Microscopes are our windows to the cell. Their importance is illustrated by the recent awards of Nobel prizes for super-resolution fluorescence microscopy (2014) and for cryo-electron microscopy (2017). These Nobel prizes also highlight the main types of microscopy that are currently used in biology: fluorescence microscopy, which can provide information on live cells, but at relatively poor resolution (~100s of nm), and electron microscopy, which can provide high-resolution images of biological molecules and cells, but requires samples to be frozen. Using atomic force microscopy, we circumvent some of the limitations of other types of microscopy by effectively tracing the surface of a sample (biological or other) with a very sharp needle, enabling us to image functional biological molecules and living cells as ~1 nm resolution. Since we trace these samples line by line to build an entire image, this is a relatively slow type of microscopy.Here we apply for funding to purchase a so-called high-speed atomic force microscope, which incorporates multiple developments to speed image acquisition up from minutes to less than seconds per frame. We will install the equipment in a well-established user facility and anticipate wide use across different disciplines and institutions. For the short-to-medium term, first experiments we plan are related to protein-DNA interactions that determine DNA packing in the cell, commercial DNA-based nanomaterials developed to facilitate chemical reactions, reshaping of biological membranes, molecular interactions that define how living cells bind to substrates, disruption of bacterial surfaces by next-generation antibiotics, and the molecular structures that define cell shape and mechanics.

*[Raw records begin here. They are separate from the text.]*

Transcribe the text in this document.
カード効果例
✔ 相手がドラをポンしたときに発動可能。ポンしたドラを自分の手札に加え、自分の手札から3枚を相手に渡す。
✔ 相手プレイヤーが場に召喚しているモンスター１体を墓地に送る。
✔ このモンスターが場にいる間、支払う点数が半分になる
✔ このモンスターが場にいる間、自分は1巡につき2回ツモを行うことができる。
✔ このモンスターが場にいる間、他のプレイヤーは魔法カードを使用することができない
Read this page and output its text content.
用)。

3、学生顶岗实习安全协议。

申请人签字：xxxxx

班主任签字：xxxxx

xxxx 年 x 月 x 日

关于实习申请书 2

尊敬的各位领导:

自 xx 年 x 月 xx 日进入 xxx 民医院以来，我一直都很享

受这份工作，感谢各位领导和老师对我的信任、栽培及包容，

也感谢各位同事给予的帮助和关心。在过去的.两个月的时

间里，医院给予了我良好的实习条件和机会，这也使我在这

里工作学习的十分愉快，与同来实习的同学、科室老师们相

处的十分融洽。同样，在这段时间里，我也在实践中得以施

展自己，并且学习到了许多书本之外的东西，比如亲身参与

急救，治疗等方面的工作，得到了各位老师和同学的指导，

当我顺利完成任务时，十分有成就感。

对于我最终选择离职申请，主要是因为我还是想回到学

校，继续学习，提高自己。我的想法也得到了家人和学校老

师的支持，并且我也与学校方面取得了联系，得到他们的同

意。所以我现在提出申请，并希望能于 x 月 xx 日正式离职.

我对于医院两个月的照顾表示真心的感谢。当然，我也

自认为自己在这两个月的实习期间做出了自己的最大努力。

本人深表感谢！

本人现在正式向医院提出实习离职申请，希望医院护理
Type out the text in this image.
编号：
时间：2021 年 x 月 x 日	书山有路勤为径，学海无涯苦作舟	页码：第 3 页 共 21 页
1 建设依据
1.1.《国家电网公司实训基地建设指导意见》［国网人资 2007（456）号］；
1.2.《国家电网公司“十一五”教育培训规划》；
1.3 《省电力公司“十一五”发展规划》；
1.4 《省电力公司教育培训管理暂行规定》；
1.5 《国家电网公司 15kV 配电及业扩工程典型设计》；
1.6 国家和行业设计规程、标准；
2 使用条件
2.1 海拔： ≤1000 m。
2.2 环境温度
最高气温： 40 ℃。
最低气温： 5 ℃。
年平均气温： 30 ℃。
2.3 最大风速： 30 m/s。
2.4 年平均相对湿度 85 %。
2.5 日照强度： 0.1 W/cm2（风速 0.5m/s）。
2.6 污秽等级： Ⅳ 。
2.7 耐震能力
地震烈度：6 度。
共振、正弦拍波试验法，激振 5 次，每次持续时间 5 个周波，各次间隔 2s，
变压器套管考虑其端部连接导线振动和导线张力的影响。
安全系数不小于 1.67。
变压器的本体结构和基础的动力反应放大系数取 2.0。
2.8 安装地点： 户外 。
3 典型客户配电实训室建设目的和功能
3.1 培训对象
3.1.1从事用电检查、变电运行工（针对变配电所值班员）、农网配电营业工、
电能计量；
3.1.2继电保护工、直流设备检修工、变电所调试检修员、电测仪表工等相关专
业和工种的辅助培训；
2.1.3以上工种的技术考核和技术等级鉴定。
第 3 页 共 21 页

显微镜是我们观察细胞的窗口。它们的重要性通过最近的超分辨率荧光显微镜（2014年）和低温电子显微镜（2017年）诺贝尔奖的颁发得到了说明。这些诺贝尔奖还突出了目前在生物学中使用的主要显微镜类型：荧光显微镜，它可以提供活细胞的信息，但分辨率相对较低（约100 nm），电子显微镜，它可以提供生物分子和细胞的高分辨率图像，但需要冷冻样品。使用原子力显微镜，我们通过用非常锋利的针有效地追踪样品（生物或其他）的表面，从而规避了其他类型显微镜的一些限制，使我们能够以约1 nm的分辨率对功能性生物分子和活细胞进行成像。由于我们逐行追踪这些样品以构建整个图像，这是一种相对较慢的显微镜类型。在这里，我们申请资金购买所谓的高速原子力显微镜，该显微镜结合了多项开发，将图像采集速度从每帧几分钟提高到不到秒。我们将在完善的用户设施中安装设备，并预计在不同学科和机构中广泛使用。对于短期到中期，我们计划的第一个实验与蛋白质-DNA相互作用有关，这些相互作用决定了细胞中的DNA包装，开发商业化的基于DNA的纳米材料以促进化学反应，重塑生物膜，定义活细胞如何与基质结合的分子相互作用，下一代抗生素破坏细菌表面，以及定义细胞形状和力学的分子结构。